If you wish to make the environment more suitable for old growth timber, proper thinning is mandatory. The only place that happens is on private land - go figure!

To continuously blame man (via AGW) for every forest malady is a shameless cop-out.

Logging is highly regulated because if it wasn't the companies would have driven everything extinct.

Just look what happened to the Sequoia and the Louisiana Cypress. If not for the government stopping it, they'd be totally extinct, and they may well be headed that way anyway.

The first thing man does when he finds a new type of tree is cut it down.

Industry vs. Forest is like that adage about facing a horde of assassins. You have to be lucky or win every day, they only have to get lucky once.

Likewise, the eco-minded have to win every battle, every day to preserve a tree, but a big agro-business only has to win one legal battle to have it cut down and it is gone forever.

I rented a townhouse apartment by an area of woods that was always supposed to be woods as it was technically wetland. When they ran out of development room they changed the legislation so that wetlands could now be drained in that county to put up a poorly built subdivision. Even if you could change the law back, the damage is done. No more woods, no more streams, no more wetland.

When they ran out of development room they changed the legislation so that wetlands could now be drained in that county to put up a poorly built subdivision. Even if you could change the law back, the damage is done. No more woods, no more streams, no more wetland.

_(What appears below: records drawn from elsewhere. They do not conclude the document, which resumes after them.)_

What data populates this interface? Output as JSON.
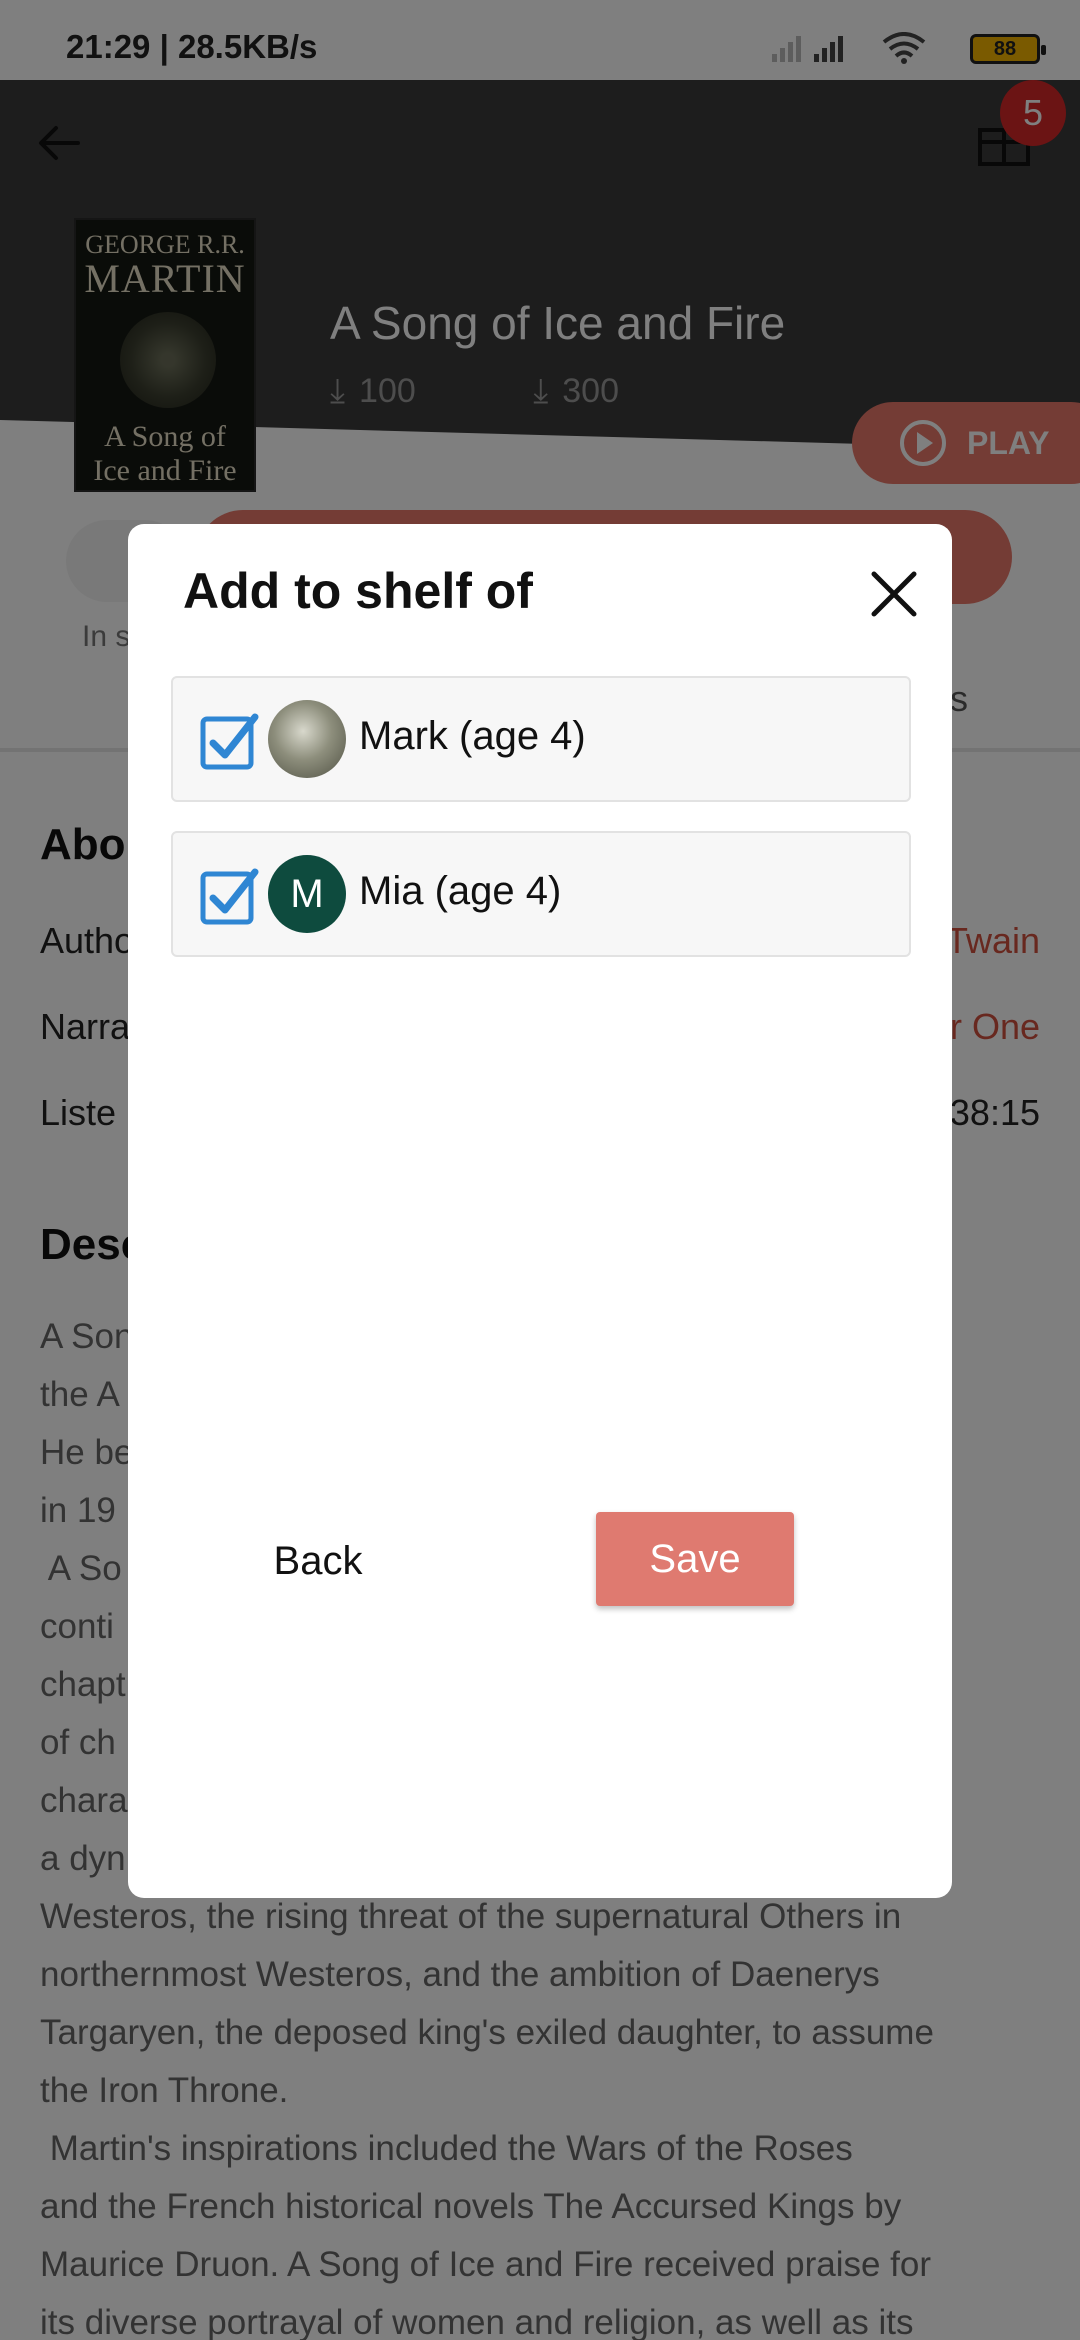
{
  "status_bar": {
    "time": "21:29 | 28.5KB/s",
    "battery": "88"
  },
  "header": {
    "gift_badge": "5"
  },
  "book": {
    "cover_author_top": "George R.R.",
    "cover_author_bottom": "Martin",
    "cover_title_line1": "A Song of",
    "cover_title_line2": "Ice and Fire",
    "title": "A Song of Ice and Fire",
    "downloads_1": "100",
    "downloads_2": "300",
    "play_label": "PLAY"
  },
  "page": {
    "shelf_label": "In s",
    "tab_fragment": "s",
    "about_heading": "Abo",
    "author_label": "Autho",
    "author_value": "Twain",
    "narrator_label": "Narra",
    "narrator_value": "r One",
    "listen_label": "Liste",
    "listen_value": "38:15",
    "description_heading": "Desc",
    "description_lines": [
      "A Son                                                                   s by",
      "the A                                                                 artin.",
      "He be                                                              ones,",
      "in 19",
      " A So",
      "conti                                                                    ach",
      "chapt",
      "of ch",
      "chara                                                                eave:",
      "a dyn",
      "Westeros, the rising threat of the supernatural Others in",
      "northernmost Westeros, and the ambition of Daenerys",
      "Targaryen, the deposed king's exiled daughter, to assume",
      "the Iron Throne.",
      " Martin's inspirations included the Wars of the Roses",
      "and the French historical novels The Accursed Kings by",
      "Maurice Druon. A Song of Ice and Fire received praise for",
      "its diverse portrayal of women and religion, as well as its"
    ]
  },
  "dialog": {
    "title": "Add to shelf of",
    "people": [
      {
        "name": "Mark (age 4)",
        "checked": true,
        "avatar": "photo"
      },
      {
        "name": "Mia (age 4)",
        "checked": true,
        "avatar": "M"
      }
    ],
    "back_label": "Back",
    "save_label": "Save"
  },
  "colors": {
    "accent": "#df7a70",
    "check": "#2f86d3",
    "avatar_bg": "#0e4b3e"
  },
  "icons": [
    "back-arrow-icon",
    "gift-icon",
    "play-icon",
    "download-icon",
    "close-icon",
    "checkbox-checked-icon",
    "wifi-icon",
    "signal-icon",
    "mute-icon",
    "battery-icon"
  ]
}
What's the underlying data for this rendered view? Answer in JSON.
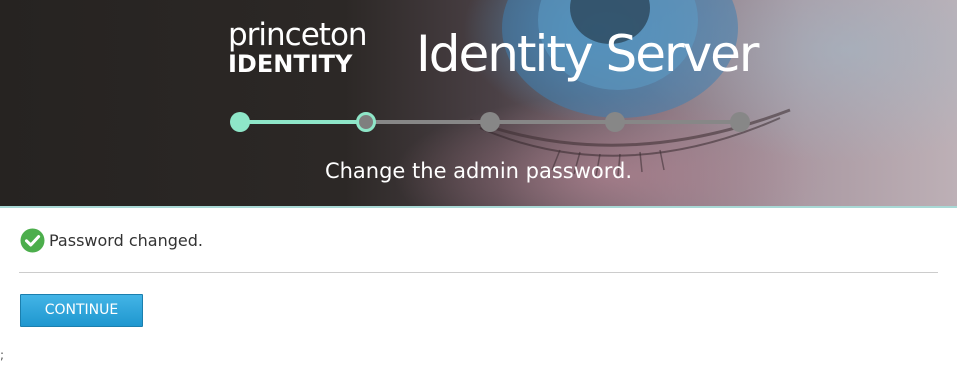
{
  "header": {
    "logo_line1": "princeton",
    "logo_line2": "IDENTITY",
    "title": "Identity Server",
    "subtitle": "Change the admin password."
  },
  "stepper": {
    "total_steps": 5,
    "current_step": 2,
    "colors": {
      "done": "#8ee6c8",
      "pending": "#878787"
    }
  },
  "status": {
    "icon": "check-circle-icon",
    "icon_color": "#4cae4c",
    "message": "Password changed."
  },
  "actions": {
    "continue_label": "CONTINUE",
    "continue_color": "#2aa3d9"
  },
  "footer": {
    "stray_char": ";"
  }
}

I've seen this so many times it's just saddening. Time and time again the developer wins and the environment suffers. If some land isn't under some sort of Federal protection, rarely will it be left un-attacked.

Without protection, the only way to influence the developers is to fight back with a people movement. Employ the Sierra Club, Historical clubs etc. Go all Greenpeace on the mofos. I've seen it work on occasion with enough out cry.